Dat het begrip 'intelligentie' niet beperkt blijft tot de strikte betekenis van het woord (inter-ligere: ertussen lezen, begrijpen wat er staat), daarop wijst het volgende bericht, op LinkedIn geplaats door de 'The School of Life Amsterdam':
"IQ, EQ en zelfs SQ. Ken je die laatste al? Nu we in veel kantoortuinen een vergelijkbaar IQ hebben, komt het tóch aan op andere vormen van intelligentie voor je succes. De Cito-score zegt niet zoveel meer.
Hoe abstracter de kennis, hoe intelligenter, is nog altijd onze maatschappelijke overtuiging, in een wereld die aan de ene kant schreeuwt om vakmensen en aan de andere kant om kunstenaars, om ons leed te verzachten. De vraag naar zingeving, verbinding en betekenis nemen minstens zo’n snelle vaart als de met data volgepropte computers.

Spiritueel Quotiënt, dus. Naast of ná Emotioneel Quotiënt (EQ). SQ is de meest onmetelijke van de drie, maar met de minuut urgenter en populairder. Wie hoor je niet over ayahuasca of een ijsbad? Ook de wetenschap toont steeds meer interesse in spiritualiteit, met aan kop meditatie en haar min of meer meetbare effecten.
Toch blijft het SQ onmeetbaar. Je kan - en dat is weer in je voordeel - jezelf een score geven. We hoorden laatst iemand spreken in levels, zoals bij de videogame Pac-Man. Pac-Man heeft 256 levels, dus bedenk zelf maar waar je vindt dat je zit...
En realiseer je dat op het moment dat je dat hebt bedacht, voor jezelf en misschien ook wel voor een ander, je er op datzelfde moment gelijk 'uitgeschoten' bent. Want spiritueel intelligent gaat juist over niet-weten, de werkelijkheid zien zoals ze is en deze niet willen analyseren of naar je hand zetten.
Gelukkig - en daar begint de lol - is het SQ net als het EQ te ontwikkelen, in tegenstelling tot het IQ, dat min of meer vaststaat. En daarvoor hoef je echt niet naar Bali voor een psychedelische trip of Vipassana. (Het mag wel!) Je kan op kantoor beginnen met het loslaten van onhaalbare doelen en verwachtingen, van jezelf en die van een ander. Voor je het weet, heb je per ongeluk een stukje van je ego losgelaten en ben je zomaar een Pac-Manlevel verder."
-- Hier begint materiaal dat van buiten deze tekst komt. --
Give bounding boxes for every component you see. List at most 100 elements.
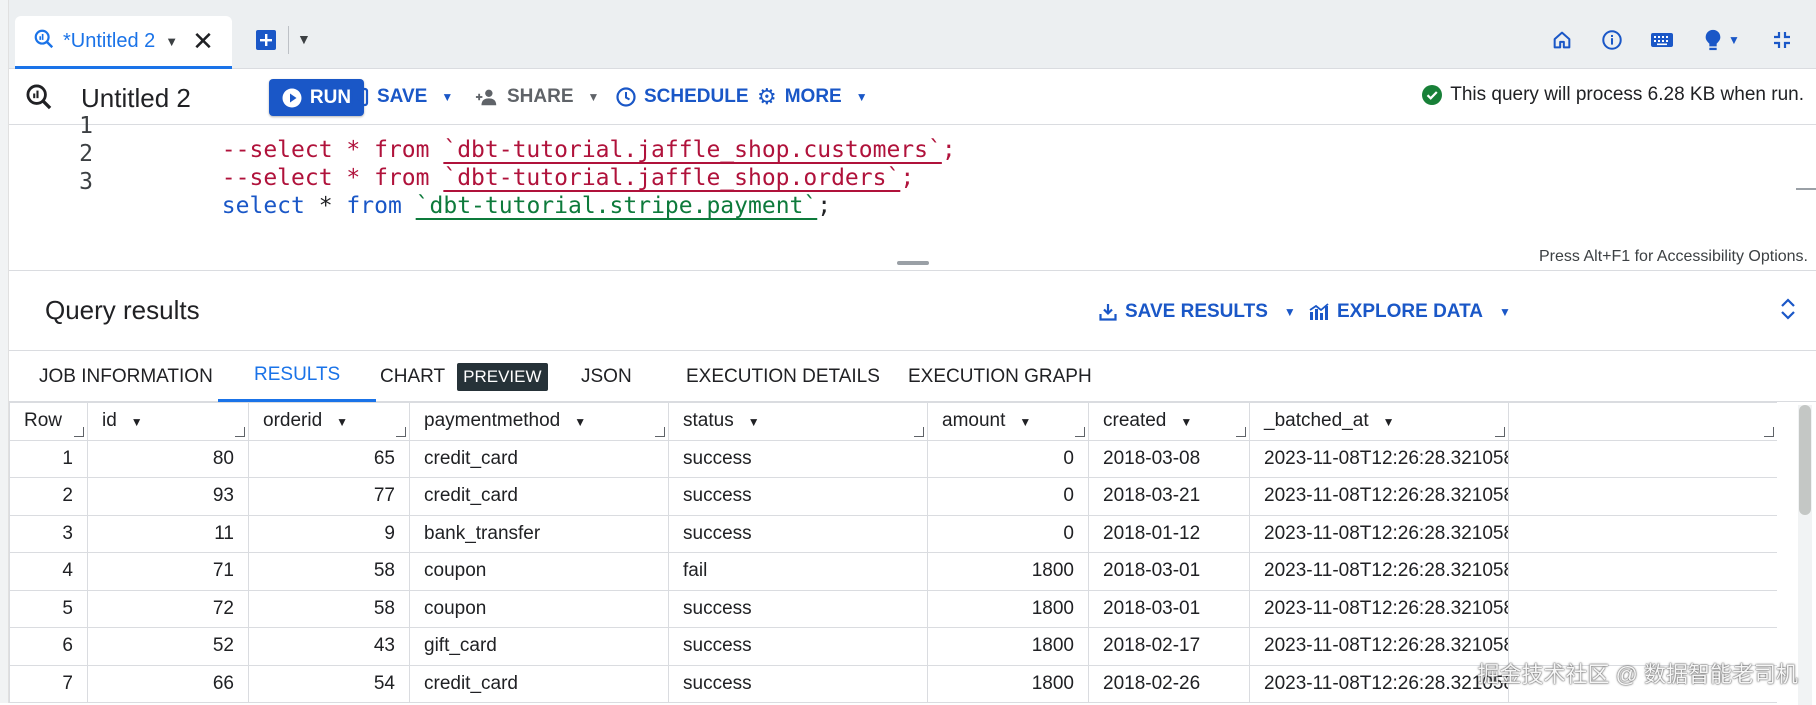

Het begrip 'intelligentie' heeft zich ontwikkeld van eenzijdigheid (alleen het denken) naar veelzijdigheid: namelijk alle vier de geestelijke vermogens, het waarnemen, denken, voelen en willen, zowel ingekeerd als uitgekeerd. Want de hele dag door doet een mens immers niets anders dan waarnemen wat er om hem of haar heen gebeurt en wordt gezegd, dat te overdenken om te beoordelen wat het betekent en het te doorvoelen wat het met hem of haar doet, om vervolgens te besluiten wat ermee te willen doen.

Meervoudige intelligentie
Zoals dat ook bij de begrippen 'het ego' en 'het zelf' is gebeurd, heeft zich ook bij het begrip 'intelligentie' een wildgroei aan intelligentievormen voorgedaan. Iedere schrijver die zichzelf hoog achtte, ontdekte allerlei soorten ego's en zelven, maar dat geldt ook voor intelligenties.
Howard Gardner verruimde het begrip intelligentie en vond, na onderzoek in de psychologische praktijk, acht vormen van intelligentie, die hij de 'meervoudige intelligentie' (MI) noemde. Iedere mens bezit ze alle acht, maar één ervan heeft in de persoonlijkheid de nadruk. Deze vormen, uit het dagelijkse leven voortgekomen, sluiten in grote lijnen aan op de acht vormen van geestelijke vermogens, zoals die in geestkunde zijn beschreven.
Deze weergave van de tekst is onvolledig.